Sua ausência ainda me assombra

Meu amigo falou que te viu na cidade vizinha e atravessou a rua para não ter que ver sua cara fleumática de pau, palavras dele. Uma tragédia como essa parece arquitetada pelos deuses do caos — e da calamidade. Há tanto você tinha desaparecido dos meus pesadelos, agora seu fantasma retorna como uma sombra invisível que escorre pelas paredes e se esconde em todas as quinas, em todas as encruzilhadas.

Sua ausência assombra meus dias, sua presença perturba meus sonhos.

A memória é maldição e formiga como câimbra na ponta dos dedos e no canto dos olhos. Sua aparição me cobre como pele, me consome como ácido. Tudo o que é bom fica pequeno, existe apenas o seu desdém que alaga a sala com um cheiro forte e azedo marrom.

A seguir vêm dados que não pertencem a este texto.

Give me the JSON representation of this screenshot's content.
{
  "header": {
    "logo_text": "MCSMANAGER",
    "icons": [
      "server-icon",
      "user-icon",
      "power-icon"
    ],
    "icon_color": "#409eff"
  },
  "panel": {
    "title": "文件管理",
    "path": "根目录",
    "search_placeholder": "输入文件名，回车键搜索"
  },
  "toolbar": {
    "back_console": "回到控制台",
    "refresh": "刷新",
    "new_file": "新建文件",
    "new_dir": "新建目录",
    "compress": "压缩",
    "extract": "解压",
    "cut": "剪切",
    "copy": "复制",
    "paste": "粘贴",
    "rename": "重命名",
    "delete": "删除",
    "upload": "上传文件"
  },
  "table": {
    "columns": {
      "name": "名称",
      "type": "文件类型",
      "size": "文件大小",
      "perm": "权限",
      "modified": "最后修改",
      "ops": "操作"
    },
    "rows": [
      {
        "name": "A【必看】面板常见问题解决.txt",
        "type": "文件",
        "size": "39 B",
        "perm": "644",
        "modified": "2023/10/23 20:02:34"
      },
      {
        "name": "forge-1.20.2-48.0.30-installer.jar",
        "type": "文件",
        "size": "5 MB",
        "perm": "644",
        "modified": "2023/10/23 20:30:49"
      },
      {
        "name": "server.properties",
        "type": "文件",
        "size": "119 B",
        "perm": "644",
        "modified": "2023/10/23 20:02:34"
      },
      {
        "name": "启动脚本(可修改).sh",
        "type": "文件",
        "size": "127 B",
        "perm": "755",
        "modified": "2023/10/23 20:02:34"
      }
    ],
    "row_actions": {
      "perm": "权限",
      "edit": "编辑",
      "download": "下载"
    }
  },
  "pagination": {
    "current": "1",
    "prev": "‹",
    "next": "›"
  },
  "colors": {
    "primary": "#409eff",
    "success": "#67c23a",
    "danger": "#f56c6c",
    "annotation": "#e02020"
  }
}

Eu fui constelação e você fazia pedidos para minhas estrelas cadentes de olhos fechados. Galáxias inteiras habitavam dentro de mim. Entre o silêncio delirante e palavras magnéticas, você abriu um buraco negro no meu umbigo e tentou devorar o meu infinito.

Hoje, seu teatro tem cortinas de veludo italiano e aplausos intermináveis, sua máscara já faz parte da sua própria pele, costurada em linhas cínicas. Mas, embora os seus dias sejam quase sempre ensolarados, no crepúsculo da madrugada eu sei que você ainda abriga algo terrível.